At first, everything looked normal. The application returned the logged-in user's profile data.

But what happens if you change the ID?

That one question uncovered a critical vulnerability.

The Moment of Discovery

While testing the application, I intercepted the request using Burp Suite.

The request contained a parameter:

userId=123

Naturally, the next step was to modify it.

GET /api/user/profile?userId=124

The response came back.

Not an error. Not a denial.

But another user's data.

That's when it clicked — IDOR.

What Just Happened?

This is a classic case of Insecure Direct Object Reference (IDOR).

The application exposed internal object identifiers (userId) and failed to verify whether the requesting user had permission to access that data.

In simple terms:

If changing an ID gives you access to someone else's data, access control is broken.

Going Beyond Curiosity

At this point, it wasn't just about viewing another profile.

What else could be accessed?

Further testing revealed similar patterns:

  • /api/orders?userId=124
  • /api/documents?ownerId=124
  • /api/settings?userId=124

Each endpoint responded with unauthorized data.

This wasn't an isolated issue.

It was a systemic access control failure.

Horizontal vs Vertical Impact

The vulnerability unfolded in two ways:

Horizontal IDOR

Accessing data of other users at the same privilege level.

Viewing profiles, orders, and personal data of other users.

Vertical IDOR

Attempting access to higher privilege resources.

What if an admin ID exists?

GET /api/user/profile?userId=1

If this returns admin data — the impact escalates dramatically.

Why This Happens

At its core, the issue is simple:

The application trusted user input.

It assumed:

  • The userId belongs to the logged-in user
  • The client will not tamper with requests

But in security:

Never trust the client.

Without proper authorization checks, the backend blindly returned data based on input.

Real Impact

This isn't just a minor flaw.

IDOR vulnerabilities can lead to:

  • Exposure of Personally Identifiable Information (PII)
  • Unauthorized data access across accounts
  • Account takeover scenarios
  • Financial data leakage
  • Privilege escalation

In many cases, this aligns with high-risk issues highlighted by OWASP under Broken Access Control.

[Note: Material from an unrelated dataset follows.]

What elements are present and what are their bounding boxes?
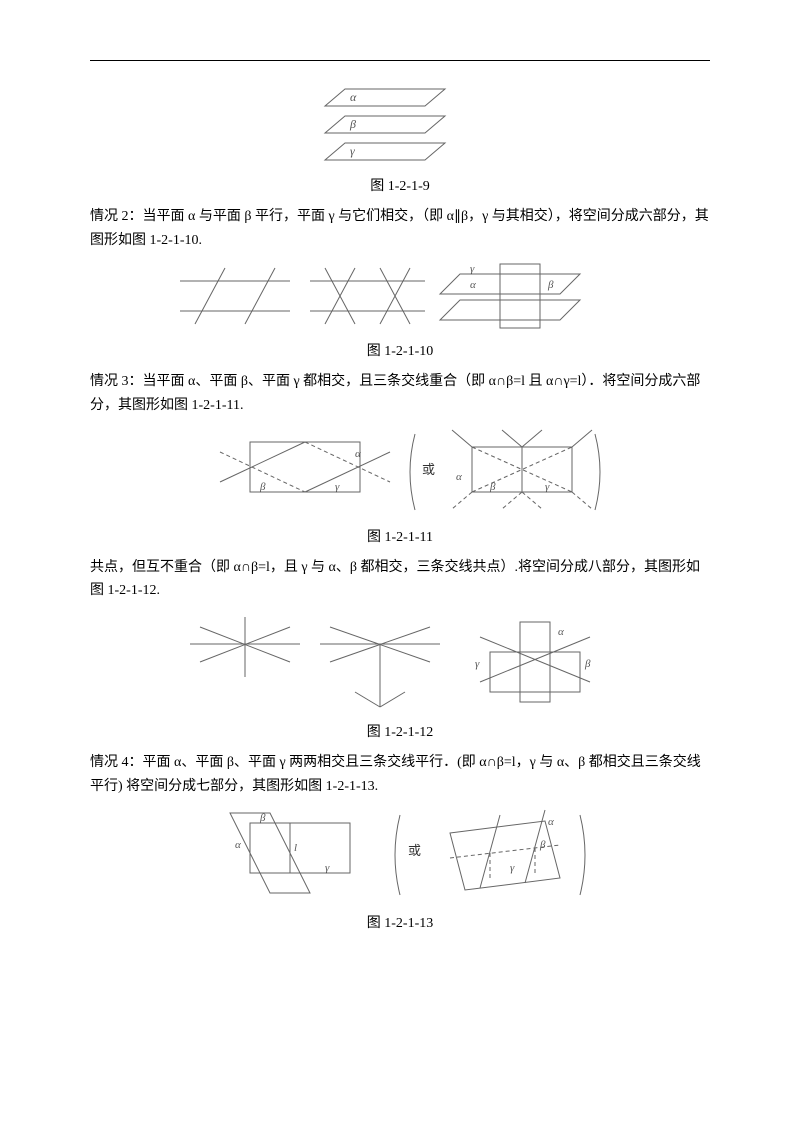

How to Identify IDOR (Practical Approach)

If you're testing an application, here's a simple methodology:

1. Find Endpoints with Identifiers

Look for:

  • userId
  • accountId
  • orderId

2. Intercept Requests

Use tools like Burp Suite.

3. Modify the Identifier

Try:

  • Sequential values
  • Other known IDs
  • UUIDs

4. Analyze the Response

  • Does it return another user's data?
  • Does it allow unauthorized actions?

If yes → vulnerability confirmed.

How to Fix It

Fixing IDOR is not about hiding IDs — it's about enforcing control.

1. Enforce Authorization Checks

Always verify:

Does this user have access to this resource?

2. Use Access Control Mechanisms

Implement Role-Based Access Control (RBAC).

3. Avoid Direct Object References

Use indirect or mapped references where possible.

4. Validate on the Server Side

Never rely on frontend restrictions.

5. Monitor and Log Access

Detect abnormal access patterns early.

A Simple Insight That Matters

Developers often think:

"Users will only access their own data."

Attackers think:

"What happens if I change this value?"

That difference is where vulnerabilities exist.

Conclusion

IDOR is one of the simplest vulnerabilities to test — and one of the most dangerous when overlooked.

It doesn't require advanced exploitation techniques. Just curiosity, observation… and a small change.

Because sometimes, breaking security is as easy as changing a number.